Uno dei signori turcomanni, sdraiato sul suo triclinio, interviene: “I condottieri romani solevano affrontare un nemico più potente con la divisione delle sue forze”.


“Principe, il tuo consiglio è prezioso – afferma Alessio – e richiede un’attenta valutazione. I guerrieri ottomani sono fedeli al loro sultano e non rischiano la loro vita. Soltanto un grande condottiero della stessa famiglia di Murad II potrebbe attirare a sé i suoi soldati per arrivare più in fretta al trono imperiale.

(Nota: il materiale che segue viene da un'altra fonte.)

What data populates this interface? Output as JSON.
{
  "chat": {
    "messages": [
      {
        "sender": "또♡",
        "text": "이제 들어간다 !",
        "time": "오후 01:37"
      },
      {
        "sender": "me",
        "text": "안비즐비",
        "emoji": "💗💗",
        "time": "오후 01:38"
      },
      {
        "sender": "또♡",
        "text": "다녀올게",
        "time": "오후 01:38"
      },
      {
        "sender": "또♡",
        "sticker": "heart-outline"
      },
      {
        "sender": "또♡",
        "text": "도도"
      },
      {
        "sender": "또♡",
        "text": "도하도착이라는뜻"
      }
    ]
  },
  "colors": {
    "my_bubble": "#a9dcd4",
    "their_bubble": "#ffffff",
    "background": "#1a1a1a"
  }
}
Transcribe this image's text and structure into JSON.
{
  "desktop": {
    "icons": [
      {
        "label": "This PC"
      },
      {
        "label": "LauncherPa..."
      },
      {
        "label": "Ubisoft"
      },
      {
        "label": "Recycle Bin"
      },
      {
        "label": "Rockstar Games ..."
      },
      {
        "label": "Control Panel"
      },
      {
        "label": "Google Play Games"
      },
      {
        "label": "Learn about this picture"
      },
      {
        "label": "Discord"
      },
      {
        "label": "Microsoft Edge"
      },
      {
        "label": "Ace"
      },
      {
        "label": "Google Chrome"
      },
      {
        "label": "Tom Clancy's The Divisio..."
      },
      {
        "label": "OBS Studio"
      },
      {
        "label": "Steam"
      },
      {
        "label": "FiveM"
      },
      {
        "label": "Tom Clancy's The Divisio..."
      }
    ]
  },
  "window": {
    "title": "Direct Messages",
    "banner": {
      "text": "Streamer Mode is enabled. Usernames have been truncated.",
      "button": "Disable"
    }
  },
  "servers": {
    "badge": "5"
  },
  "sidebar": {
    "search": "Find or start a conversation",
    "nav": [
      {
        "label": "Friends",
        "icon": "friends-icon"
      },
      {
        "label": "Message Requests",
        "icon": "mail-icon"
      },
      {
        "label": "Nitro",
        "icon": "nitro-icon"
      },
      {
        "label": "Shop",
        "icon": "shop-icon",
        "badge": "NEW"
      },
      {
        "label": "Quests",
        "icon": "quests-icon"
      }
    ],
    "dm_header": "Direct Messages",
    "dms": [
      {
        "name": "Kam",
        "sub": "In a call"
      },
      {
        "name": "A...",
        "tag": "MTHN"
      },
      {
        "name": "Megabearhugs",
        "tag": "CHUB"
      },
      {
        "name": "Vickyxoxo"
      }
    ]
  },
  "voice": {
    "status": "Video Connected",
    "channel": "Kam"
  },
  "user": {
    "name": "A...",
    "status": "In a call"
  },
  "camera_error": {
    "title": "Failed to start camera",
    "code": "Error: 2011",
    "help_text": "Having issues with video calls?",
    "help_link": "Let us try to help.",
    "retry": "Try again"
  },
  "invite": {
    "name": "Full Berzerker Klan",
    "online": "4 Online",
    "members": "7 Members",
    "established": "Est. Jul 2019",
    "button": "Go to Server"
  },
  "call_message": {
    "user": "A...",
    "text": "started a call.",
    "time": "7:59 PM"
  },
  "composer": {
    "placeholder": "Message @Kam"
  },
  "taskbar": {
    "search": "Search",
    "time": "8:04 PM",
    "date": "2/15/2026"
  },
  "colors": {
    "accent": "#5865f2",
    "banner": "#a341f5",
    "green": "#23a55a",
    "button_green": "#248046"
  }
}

Nelle famiglie numerose i principi più giovani aspirano al potere senza considerare il rischio della vita”.


“La questione dell’assedio di Costantinopoli – afferma il segretario del bailo – va risolta in Asia Minore, dove i regnanti turcomanni sono più numerosi e più vicini al pericolo di perdere il loro dominio di fronte all’espansione ottomana. In Occidente i Latini sono lontani dall’area d’interesse del sultano e sono distratti dalle beghe locali. Il papa cerca di risolvere il problema facendo appello al pericolo che incombe sulla Cristianità”.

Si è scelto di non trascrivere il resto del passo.